Ela programou o cilindro para 2,5 litros por minuto, seis horas até que eu
precisasse que ele fosse trocado, e só aí levantei. — Como está se sentindo? —
ela perguntou.
—
Bem — respondi. — Ótima. Como foi lá no Vondelpark?
—
Não cheguei a ir — respondeu. — Mas li tudo sobre ele no guia turístico.
—
Mãe — falei —, você não precisava ter ficado aqui.
Ela
deu de ombros.
—
Sei disso. Mas eu quis ficar. Gosto de ver você dormindo.
—
Disse a criatura maníaco-obsessiva. — Ela riu, mas ainda assim me senti mal. —
Só quero que você se divirta, sabe?
—
Está bem. Vou me divertir hoje à noite, combinado? Vou cometer loucuras por aí
enquanto você e o Joseph saem para jantar.
—
Sem você? — perguntei.
—
É. Sem mim. Para falar a verdade, vocês já têm uma reserva num lugar chamado
Oranjee — ela disse. — A assistente do Sr. Van Houten organizou tudo. O
restaurante fica num bairro chamado Jordaan. Muito chique, segundo o guia
turístico. Há uma estação de bonde logo depois da curva. O Joseph tem as
instruções de como chegar lá. Vocês podem comer ao ar livre e ver os barcos
passando. Vai ser um programa adorável. Bastante romântico.
—
Mãe.
—
Só estou falando — ela disse. — Você deveria se arrumar. O vestido de alcinha,
talvez?
A
insanidade daquela situação seria de deixar qualquer um embasbacado: a mãe
manda a filha de dezesseis anos sozinha com um garoto de dezessete para um
programa numa cidade estrangeira famosa por sua permissividade. Mas isso,
também, era um efeito colateral de se estar morrendo: eu não podia correr nem
dançar nem comer alimentos ricos em nitrogênio, mas na cidade da liberdade eu
estava entre os residentes mais liberados de lá.
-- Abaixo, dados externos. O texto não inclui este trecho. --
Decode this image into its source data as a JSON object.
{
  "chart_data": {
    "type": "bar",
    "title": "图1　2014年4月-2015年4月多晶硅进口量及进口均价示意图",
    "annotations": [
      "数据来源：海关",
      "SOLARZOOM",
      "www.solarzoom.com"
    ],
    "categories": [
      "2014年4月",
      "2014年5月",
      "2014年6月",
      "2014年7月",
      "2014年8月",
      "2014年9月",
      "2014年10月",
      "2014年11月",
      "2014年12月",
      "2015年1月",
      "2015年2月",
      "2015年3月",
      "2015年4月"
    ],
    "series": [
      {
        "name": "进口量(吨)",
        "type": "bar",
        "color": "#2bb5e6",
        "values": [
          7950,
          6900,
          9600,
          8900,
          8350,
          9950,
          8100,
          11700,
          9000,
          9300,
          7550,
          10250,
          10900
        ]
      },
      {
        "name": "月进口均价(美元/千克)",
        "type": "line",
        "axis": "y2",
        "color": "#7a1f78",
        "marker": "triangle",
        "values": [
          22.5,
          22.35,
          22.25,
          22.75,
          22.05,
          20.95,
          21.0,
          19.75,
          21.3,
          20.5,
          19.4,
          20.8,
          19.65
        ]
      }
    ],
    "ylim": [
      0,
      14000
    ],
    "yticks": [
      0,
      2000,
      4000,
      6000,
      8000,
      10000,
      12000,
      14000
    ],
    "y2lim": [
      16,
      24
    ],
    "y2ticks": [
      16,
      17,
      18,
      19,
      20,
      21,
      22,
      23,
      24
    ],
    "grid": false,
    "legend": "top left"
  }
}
Usei mesmo o vestido de
alcinha — um modelo azul com estampa floral e que ia até o joelho, da Forever
21 — com meia-calça e sapatos boneca, porque eu gostava de ser bem mais baixa
que ele. Entrei no banheiro ridiculamente pequeno e lutei com meus cabelos
despenteados durante algum tempo até que tudo parecesse apresentável. Às seis
da tarde em ponto (meio-dia em casa), houve uma batida à porta.
—
Oi? — eu disse, sem abrir. Não havia olho-mágico no Hotel Filosoof.
—
O.k. — respondeu o Joseph.
Pelo
som da voz dele deu para perceber que estava com o cigarro na boca. Dei uma
olhada em mim. O vestido de alcinha deixava à mostra muito mais do que o que o Joseph
já tinha visto da minha caixa torácica e das minhas clavículas. Não era obsceno
nem nada, mas era o mais perto que eu havia chegado de mostrar a pele na minha
vida inteira.
(Minha
mãe tinha um lema com o qual eu concordava: “Lovato que é Lovato não anda por
aí de barriga de fora.”)
Abri
a porta. O Joseph estava de terno preto, as lapelas estreitas, o caimento
perfeito, com uma camisa social azul-clara e uma gravata-borboleta fina. O
cigarro pendia do canto da boca.
—
Demetria Lovato — ele disse —, você está linda.
—
Eu — falei. Fiquei achando que o resto da frase surgiria só por ter ar passando
pelas minhas cordas vocais, mas nada aconteceu. Por fim, acabei dizendo: —
Estou me sentindo malvestida.
—
Ah, essa coisa velha? — ele falou, sorrindo para mim.
—
Joseph — minha mãe disse atrás de mim —, você está extremamente bonito.
—
Obrigado, senhora — ele disse, me oferecendo o braço.
Apoiei
a mão nele e olhei para trás, para a mamãe.
—
Vejo vocês às onze — ela disse.
Esperando
pelo bonde número um numa larga avenida com tráfego intenso, falei para o Joseph:
—
Esse é o terno que você usa em enterros?
—
Na verdade, não — ele disse. — O outro não é nem de longe tão bonito.
O
bonde azul e branco chegou e o Joseph entregou nossos cartões para o motorista,
que explicou que precisávamos passá-los por cima de um sensor circular.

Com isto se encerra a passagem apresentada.